Apresentação aconteceu na noite da última quarta-feira (1º)

Publicado em 05/07/2015, às 13h34        Redação Bocão News (Twitter: @bocaonews)

Um show pornô na Faculdade de Ciências Sociais da Universidade de Buenos Aires (UBA)  deixou os argentinos escandalizados. De acordo com o jornal “El País”, na última quarta-feira (1º), por volta das 19h, homens e mulheres da universidade entraram nus e começaram a ter relações sexuais, incluindo sexo grupal e sadomasoquismo.

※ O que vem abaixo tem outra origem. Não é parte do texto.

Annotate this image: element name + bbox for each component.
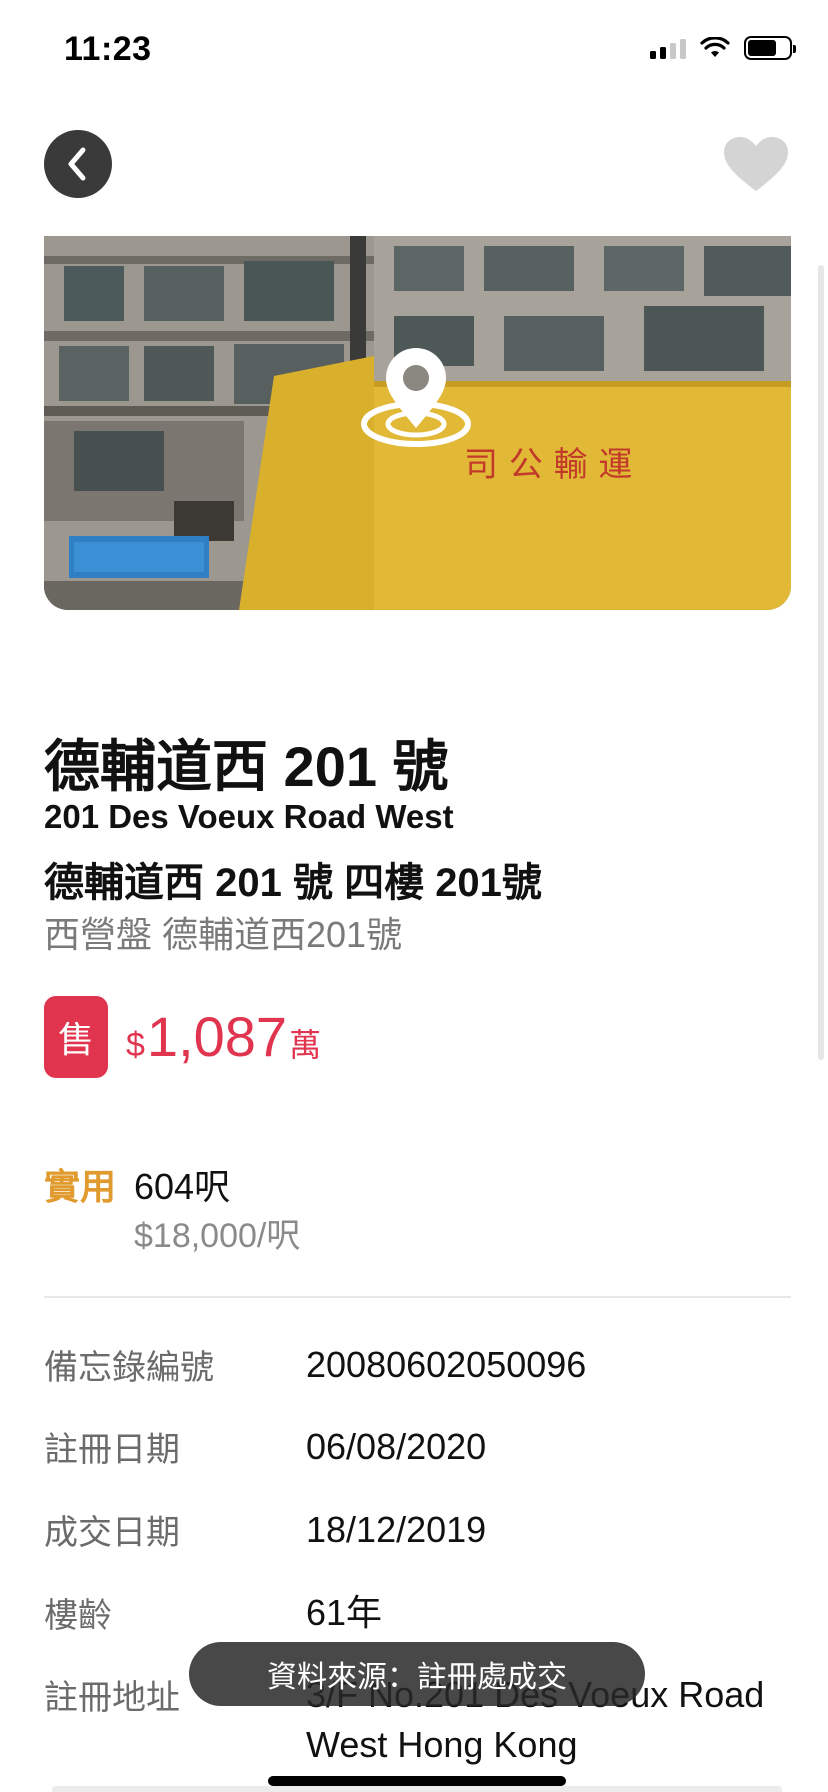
- detail-value: 20080602050096: [306, 1344, 587, 1385]
- price: $ 1,087 萬: [126, 1004, 321, 1069]
- saleable-area-value: 604呎: [134, 1166, 231, 1207]
- detail-value: 61年: [306, 1592, 383, 1633]
- svg-text:司 公 輸 運: 司 公 輸 運: [464, 445, 632, 485]
- status-icons: [650, 36, 796, 60]
- detail-row-memo-number: 備忘錄編號 20080602050096: [44, 1340, 804, 1390]
- price-currency: $: [126, 1026, 145, 1064]
- price-unit: 萬: [289, 1027, 322, 1063]
- favorite-button[interactable]: [722, 135, 790, 195]
- property-detail-screen: 11:23 司 公 輸 運 德輔道西 201 號 201 Des Voeux R…: [0, 0, 828, 1792]
- saleable-area-label: 實用: [44, 1166, 117, 1207]
- sale-badge: 售: [44, 996, 108, 1078]
- data-source-toast: 資料來源：註冊處成交: [189, 1642, 645, 1706]
- property-title-zh: 德輔道西 201 號: [44, 735, 449, 798]
- heart-icon: [724, 137, 788, 191]
- status-bar: 11:23: [0, 0, 828, 100]
- price-per-sqft: $18,000/呎: [134, 1217, 301, 1255]
- property-unit: 德輔道西 201 號 四樓 201號: [44, 861, 542, 905]
- status-time: 11:23: [64, 30, 152, 68]
- detail-label: 成交日期: [44, 1514, 180, 1552]
- detail-row-registration-date: 註冊日期 06/08/2020: [44, 1422, 804, 1472]
- scroll-indicator[interactable]: [818, 265, 824, 1060]
- street-view-photo[interactable]: 司 公 輸 運: [44, 236, 791, 610]
- detail-value: 06/08/2020: [306, 1426, 487, 1467]
- detail-label: 備忘錄編號: [44, 1349, 214, 1387]
- battery-icon: [744, 36, 796, 60]
- detail-value: 18/12/2019: [306, 1509, 487, 1550]
- chevron-left-icon: [68, 147, 86, 181]
- detail-label: 註冊日期: [44, 1431, 180, 1469]
- bottom-card-edge: [52, 1786, 782, 1792]
- back-button[interactable]: [44, 130, 112, 198]
- property-district: 西營盤 德輔道西201號: [44, 914, 403, 955]
- divider: [44, 1296, 791, 1298]
- detail-row-transaction-date: 成交日期 18/12/2019: [44, 1505, 804, 1555]
- property-title-en: 201 Des Voeux Road West: [44, 798, 454, 835]
- home-indicator[interactable]: [268, 1776, 566, 1786]
- cellular-signal-icon: [650, 37, 686, 59]
- map-pin-icon[interactable]: [356, 344, 476, 454]
- detail-label: 樓齡: [44, 1597, 112, 1635]
- wifi-icon: [700, 37, 730, 57]
- detail-row-building-age: 樓齡 61年: [44, 1588, 804, 1638]
- price-amount: 1,087: [146, 1005, 288, 1068]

Conforme informações do periódico, centenas de estudantes e professores, surpresos, atraídos ou indignados, começaram a tirar fotos, gravar vídeos e publicá-los nas redes sociais. Era uma exibição “pós-pornô”, um movimento internacional de crítica à pornografia tradicional a partir de um "olhar feminista e subversivo", segundo uma das protagonistas do show que chocou a Argentina, a jornalista e pesquisadora acadêmica Laura Martino. Um grupo espanhol “pós-pornô”, o PostOp, também participou da performance.
A apresentação incendiou o debate entre as autoridades da Faculdade de Ciências Sociais, kirchneristas, e os militantes que dominam o centro de estudantes, trotskistas. Estes últimos se queixaram de que os protagonistas da cena fizeram sexo sobre as mesas onde são discutidos seus cargos políticos dentro do átrio e até mesmo urinaram sobre elas e se recusaram a limpá-las. As redes sociais ficaram repletas de comentários de rejeição, apoio e piadas.
A faculdade explicou que o “pós-pornô” fazia parte de um ciclo cultural chamado ‘Quarta-feira de Prazer’, que começou em 2012, e que é organizado pelos pesquisadores, professores e estudantes da área de comunicação, gênero e sexualidade. Além disso, também pediram desculpas "se qualquer sensibilidade foi ferida pelo fato de uma parte da atividade ter sido realizada fora do espaço inicialmente designado". 
Em entrevista ao jornal, o Ministro da Educação da Argentina, Alberto Sileoni, entrou na polêmica ao dizer que "as autoridades universitárias disseram que não houve autorização" e, portanto, defendeu "alguma forma de sanção". Reconheceu que alguns alunos poderiam ter se "incomodado ou ofendido" pelo show.